Research v. Research

The more we read these 'research' papers, some good, many weak and now some repeat performances, the more we understand that on many occasions, a conclusion is reached ahead of any work. And thus a paper can be quoted to fit almost any conclusion.

Take radio collars attached to badgers and to cattle sharing the same pastures. Work was done on this in GB in 2009. We reported it in this posting - [link] The conclusion of that paper was that contact was much more frequent than was thought.

The results showed that a single badger (V59) had recordable contacts with 5 of the 13 cattle. Inter-group contact between the two badger social groups was recorded, mainly in September.
Six proximity data loggers (two badger loggers and four cattle loggers) recorded 103 and 32 inter-species interactions respectively (Tables 3 & 4). Overall, two Valley badgers and five cattle were implicated in inter-specific contacts, with the two badgers contacting all of the five cattle. All five cattle were in the top eight for CI rankings in cattle, with four out of the five amongst the top five.
So just two badgers recorded 103 inter species interactions? (Inter species = contact with cattle) and the authors reckon Defra should test the cattle more regularly? Amazing conclusions.
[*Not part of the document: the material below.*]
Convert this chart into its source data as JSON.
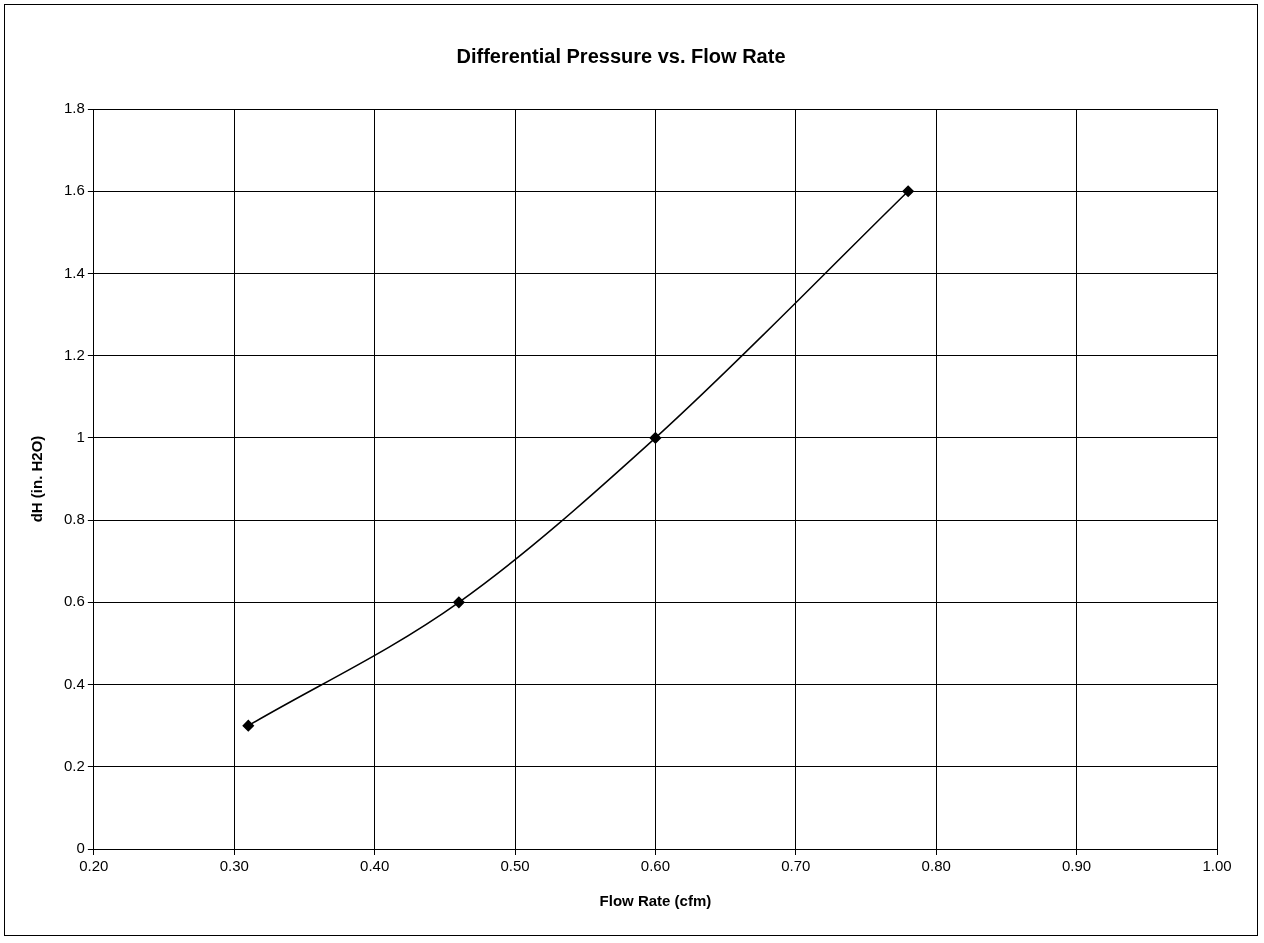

But now a different set of collars were attached to some Northern Irish cattle and badgers - [link] with somewhat different results.Or maybe the parameters were set differently.
Researcher Dr O'Mahoney enthused: “Proximity collars are a new and exciting technology, which allow a hitherto unprecedented level of data to be obtained on interactions between animals.
Not really 'new'. It's been done before, but we digress. The study found no direct contacts and concluded:

This study occurred in one area of Northern Ireland over a relatively short period of time, so whilst direct interactions between cattle and badgers were not recorded, that does not necessarily mean that interactions never occur.

However, it does support the increasing evidence that such contact is likely to be at a very low level, but still may be important if infected animals are involved.

Nothing like stating the blindingly obvious, is there?

 However,  New Zealand came to a totally different conclusion, using sedated possums and a video camera [ [link]

 And they recorded the interaction on a video of how cattle react to a sedated possum - [link]

They nuzzle it, lick it, smell it and roll it around.

And if that possum happened to be a half dead badger???????????????????

What happens if a group of these..

..comes in contact with one of these?

As a cattle farmer, you live in fear of your next TB test, that's what.